The Harlem of Whitehead's novel is populated by thugs, gangsters, pimps, embezzlers, and an assortment of lowlifes. A baseball bat is standard equipment for a bar owner. Racial tensions simmer in the ethnic mix of Jews, Italians, southern blacks, and West Indians: "everyone who came uptown had crossed some violent ocean." It is a world of flop houses, dingy bars, and urban blight for those who cannot escape it. "A tendency toward moral irregularity made you a regular." This is a Harlem where you must go along to get along.
It's not just the bad people who are bad; the good people are also bad — the crooked cops, judges, bankers, accountants, and founding fathers of New York City who are what passes for mainstream culture, including Carny's in-laws. They "could pass for white," are "race-conscious and proud," and spiteful of his dark skin color. "Crooked world, straight world, same rules — everybody had a hand out for the envelope." Harlem "took everything into its clutches and sent it every which way," and so "there were no shortage of reasons to get out of Harlem if you could swing it."
Carny struggles with his city but also with his soul. He's a bad good guy who lives a double life as a striver and a crook. He was "only slightly bent when it came to being crooked, in practice and ambition." In his straight life he owns a furniture store, and loves his wife and kids, while in his crooked life the furniture store is a fence for stolen goods. Carny is like a horse with two riders. He has a "midnight" side and a "daylight" side. His moral ambiguity is marbled and not merely segmented. In his better moments he understands his debasement: "he had descended rungs into the sewer and become another shabby player in the city's sordid theater."
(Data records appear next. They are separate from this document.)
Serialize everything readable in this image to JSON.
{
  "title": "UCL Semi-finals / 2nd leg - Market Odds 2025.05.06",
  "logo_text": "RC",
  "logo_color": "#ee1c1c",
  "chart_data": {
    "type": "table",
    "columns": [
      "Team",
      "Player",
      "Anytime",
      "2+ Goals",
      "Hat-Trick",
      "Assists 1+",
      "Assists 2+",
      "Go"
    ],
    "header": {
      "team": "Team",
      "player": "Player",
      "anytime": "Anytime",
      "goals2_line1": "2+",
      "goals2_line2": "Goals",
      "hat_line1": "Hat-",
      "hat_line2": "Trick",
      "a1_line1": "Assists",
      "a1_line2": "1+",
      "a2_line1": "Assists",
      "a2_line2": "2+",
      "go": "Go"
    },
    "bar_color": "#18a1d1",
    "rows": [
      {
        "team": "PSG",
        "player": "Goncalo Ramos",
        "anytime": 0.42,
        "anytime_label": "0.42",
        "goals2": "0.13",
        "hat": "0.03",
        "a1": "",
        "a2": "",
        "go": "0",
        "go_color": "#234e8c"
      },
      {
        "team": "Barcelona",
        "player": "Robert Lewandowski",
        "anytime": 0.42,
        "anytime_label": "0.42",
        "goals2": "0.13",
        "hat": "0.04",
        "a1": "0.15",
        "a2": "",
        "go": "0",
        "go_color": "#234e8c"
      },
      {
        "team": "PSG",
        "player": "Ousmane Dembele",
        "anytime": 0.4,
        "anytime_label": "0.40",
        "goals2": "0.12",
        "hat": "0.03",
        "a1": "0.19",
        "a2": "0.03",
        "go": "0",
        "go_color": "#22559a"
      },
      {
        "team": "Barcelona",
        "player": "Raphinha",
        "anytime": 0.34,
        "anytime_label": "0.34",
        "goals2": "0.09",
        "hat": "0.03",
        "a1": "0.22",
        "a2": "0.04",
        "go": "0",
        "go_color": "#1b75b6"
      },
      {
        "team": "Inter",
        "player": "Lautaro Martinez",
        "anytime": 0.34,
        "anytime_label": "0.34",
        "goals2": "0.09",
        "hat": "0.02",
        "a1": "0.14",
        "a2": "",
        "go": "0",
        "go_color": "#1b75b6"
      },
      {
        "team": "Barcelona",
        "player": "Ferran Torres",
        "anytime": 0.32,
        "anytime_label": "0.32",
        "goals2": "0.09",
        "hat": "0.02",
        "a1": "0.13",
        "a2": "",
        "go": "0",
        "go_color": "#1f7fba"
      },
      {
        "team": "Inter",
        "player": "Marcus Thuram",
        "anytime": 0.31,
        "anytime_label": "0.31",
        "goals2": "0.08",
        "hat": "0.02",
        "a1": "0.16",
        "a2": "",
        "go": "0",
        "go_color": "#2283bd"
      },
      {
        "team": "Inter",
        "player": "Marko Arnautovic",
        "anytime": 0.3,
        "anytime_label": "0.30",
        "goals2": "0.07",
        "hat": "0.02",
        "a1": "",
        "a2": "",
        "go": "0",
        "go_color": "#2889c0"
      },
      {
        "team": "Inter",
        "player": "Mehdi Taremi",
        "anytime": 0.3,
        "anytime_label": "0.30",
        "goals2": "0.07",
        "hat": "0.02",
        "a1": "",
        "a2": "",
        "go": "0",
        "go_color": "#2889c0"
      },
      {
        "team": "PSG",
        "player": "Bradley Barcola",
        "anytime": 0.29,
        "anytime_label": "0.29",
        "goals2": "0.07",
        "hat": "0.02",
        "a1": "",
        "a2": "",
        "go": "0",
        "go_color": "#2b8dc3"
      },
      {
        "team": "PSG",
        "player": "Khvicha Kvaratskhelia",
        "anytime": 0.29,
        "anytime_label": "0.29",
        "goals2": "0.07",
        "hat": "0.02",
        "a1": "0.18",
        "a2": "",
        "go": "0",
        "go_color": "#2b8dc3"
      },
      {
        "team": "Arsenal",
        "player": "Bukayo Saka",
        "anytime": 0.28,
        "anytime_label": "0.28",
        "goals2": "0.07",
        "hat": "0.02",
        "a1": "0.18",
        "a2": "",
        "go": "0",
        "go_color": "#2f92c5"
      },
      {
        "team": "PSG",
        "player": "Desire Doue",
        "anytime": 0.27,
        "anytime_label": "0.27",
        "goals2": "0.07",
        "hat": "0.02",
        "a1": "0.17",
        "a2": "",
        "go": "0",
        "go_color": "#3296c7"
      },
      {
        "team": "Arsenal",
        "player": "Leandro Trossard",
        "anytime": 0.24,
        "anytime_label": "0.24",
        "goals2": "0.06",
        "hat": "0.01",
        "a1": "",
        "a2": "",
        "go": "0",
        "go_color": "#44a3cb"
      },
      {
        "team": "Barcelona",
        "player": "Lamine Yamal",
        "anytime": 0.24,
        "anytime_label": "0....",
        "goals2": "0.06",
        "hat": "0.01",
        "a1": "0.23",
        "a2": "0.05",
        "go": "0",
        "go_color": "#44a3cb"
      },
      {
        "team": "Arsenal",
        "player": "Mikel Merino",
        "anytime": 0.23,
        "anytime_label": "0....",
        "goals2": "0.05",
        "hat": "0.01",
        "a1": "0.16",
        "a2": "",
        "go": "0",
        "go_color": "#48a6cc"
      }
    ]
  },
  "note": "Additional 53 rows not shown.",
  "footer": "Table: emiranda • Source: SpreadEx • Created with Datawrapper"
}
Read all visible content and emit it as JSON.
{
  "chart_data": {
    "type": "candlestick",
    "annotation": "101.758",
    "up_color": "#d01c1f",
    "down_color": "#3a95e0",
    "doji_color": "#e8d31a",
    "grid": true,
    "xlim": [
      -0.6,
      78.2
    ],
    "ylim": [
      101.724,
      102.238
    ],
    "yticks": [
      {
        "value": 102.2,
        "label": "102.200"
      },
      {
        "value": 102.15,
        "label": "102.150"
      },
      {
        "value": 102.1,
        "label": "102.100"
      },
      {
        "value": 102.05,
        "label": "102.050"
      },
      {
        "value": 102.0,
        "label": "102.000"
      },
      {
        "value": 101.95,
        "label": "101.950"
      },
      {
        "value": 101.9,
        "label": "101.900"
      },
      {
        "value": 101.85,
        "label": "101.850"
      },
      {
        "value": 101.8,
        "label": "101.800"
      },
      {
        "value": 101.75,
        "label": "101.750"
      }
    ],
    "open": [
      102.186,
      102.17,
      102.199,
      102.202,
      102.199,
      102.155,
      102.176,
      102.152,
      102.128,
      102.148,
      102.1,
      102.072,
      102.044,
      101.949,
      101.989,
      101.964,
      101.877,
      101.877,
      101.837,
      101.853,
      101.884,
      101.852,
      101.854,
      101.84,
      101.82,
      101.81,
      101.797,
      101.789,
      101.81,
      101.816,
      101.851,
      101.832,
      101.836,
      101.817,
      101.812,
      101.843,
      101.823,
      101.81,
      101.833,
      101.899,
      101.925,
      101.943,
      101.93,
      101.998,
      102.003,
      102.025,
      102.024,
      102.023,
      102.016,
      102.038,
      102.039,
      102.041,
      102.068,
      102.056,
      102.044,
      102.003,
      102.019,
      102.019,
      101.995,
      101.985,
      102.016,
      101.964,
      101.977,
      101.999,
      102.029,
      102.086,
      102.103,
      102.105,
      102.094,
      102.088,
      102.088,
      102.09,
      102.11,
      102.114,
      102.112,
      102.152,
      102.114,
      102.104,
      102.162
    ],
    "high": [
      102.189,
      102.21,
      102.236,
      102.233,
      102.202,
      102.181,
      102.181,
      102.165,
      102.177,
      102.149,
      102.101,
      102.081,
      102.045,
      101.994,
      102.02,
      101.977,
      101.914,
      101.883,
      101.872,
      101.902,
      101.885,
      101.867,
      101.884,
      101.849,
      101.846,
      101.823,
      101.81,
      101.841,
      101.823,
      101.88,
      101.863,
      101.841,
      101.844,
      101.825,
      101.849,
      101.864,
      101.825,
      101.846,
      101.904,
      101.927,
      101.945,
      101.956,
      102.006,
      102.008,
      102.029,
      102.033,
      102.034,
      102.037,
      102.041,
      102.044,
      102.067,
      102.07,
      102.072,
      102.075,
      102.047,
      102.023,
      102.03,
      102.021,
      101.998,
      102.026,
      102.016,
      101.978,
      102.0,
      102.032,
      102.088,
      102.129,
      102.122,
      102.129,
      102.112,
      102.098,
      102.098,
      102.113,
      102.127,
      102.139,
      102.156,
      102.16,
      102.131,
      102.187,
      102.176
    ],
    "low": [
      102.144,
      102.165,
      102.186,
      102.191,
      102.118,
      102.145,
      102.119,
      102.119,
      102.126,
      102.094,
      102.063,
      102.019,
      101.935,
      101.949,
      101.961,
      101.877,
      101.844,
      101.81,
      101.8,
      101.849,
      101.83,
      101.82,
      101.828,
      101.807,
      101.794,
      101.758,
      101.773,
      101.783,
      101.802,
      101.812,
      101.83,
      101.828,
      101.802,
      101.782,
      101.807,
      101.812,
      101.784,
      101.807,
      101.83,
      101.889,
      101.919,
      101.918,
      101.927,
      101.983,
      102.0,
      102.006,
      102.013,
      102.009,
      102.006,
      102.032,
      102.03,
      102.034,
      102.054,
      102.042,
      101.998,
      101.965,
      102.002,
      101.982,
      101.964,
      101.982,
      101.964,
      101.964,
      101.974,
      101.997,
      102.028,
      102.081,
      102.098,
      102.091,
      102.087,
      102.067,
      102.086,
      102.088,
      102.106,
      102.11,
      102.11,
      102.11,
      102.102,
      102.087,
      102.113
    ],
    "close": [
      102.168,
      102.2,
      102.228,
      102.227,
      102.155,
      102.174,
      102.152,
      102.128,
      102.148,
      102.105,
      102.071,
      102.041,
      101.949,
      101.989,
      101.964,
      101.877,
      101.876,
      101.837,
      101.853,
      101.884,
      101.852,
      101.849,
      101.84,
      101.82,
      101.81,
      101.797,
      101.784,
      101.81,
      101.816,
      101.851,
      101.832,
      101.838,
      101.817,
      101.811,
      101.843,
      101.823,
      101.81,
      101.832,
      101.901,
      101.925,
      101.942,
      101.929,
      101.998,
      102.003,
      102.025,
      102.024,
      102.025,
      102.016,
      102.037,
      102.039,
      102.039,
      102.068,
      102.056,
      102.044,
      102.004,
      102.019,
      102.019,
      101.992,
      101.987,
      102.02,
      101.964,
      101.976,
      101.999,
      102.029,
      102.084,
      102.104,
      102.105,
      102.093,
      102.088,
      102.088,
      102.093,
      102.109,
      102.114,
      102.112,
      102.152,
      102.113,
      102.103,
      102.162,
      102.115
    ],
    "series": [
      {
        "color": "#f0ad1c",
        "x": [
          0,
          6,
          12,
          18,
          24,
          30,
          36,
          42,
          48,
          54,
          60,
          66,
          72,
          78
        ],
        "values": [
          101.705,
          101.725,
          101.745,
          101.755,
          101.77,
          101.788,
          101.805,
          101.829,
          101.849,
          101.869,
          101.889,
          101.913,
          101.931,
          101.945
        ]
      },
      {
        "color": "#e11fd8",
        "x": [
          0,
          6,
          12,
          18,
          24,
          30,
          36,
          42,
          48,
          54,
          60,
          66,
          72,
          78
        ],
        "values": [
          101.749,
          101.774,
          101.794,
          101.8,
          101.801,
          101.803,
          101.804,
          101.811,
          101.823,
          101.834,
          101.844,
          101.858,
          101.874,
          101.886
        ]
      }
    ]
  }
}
However much Whitehead loves Harlem, Carny fantasizes about leaving. Who would not want to flee "a dark apartment with a back window that peered out onto an airshaft and a front window kitty-corner to the elevated 1 train," and a tangle of lies with bad actors that threaten his very life? Having moved up and out of Harlem one time, Carny imagines yet another move to Strivers' Row: "It was such a pretty block and on certain nights when it was cool and quiet it was as if you didn't live in the city at all." Perfect. Such is Harlem love.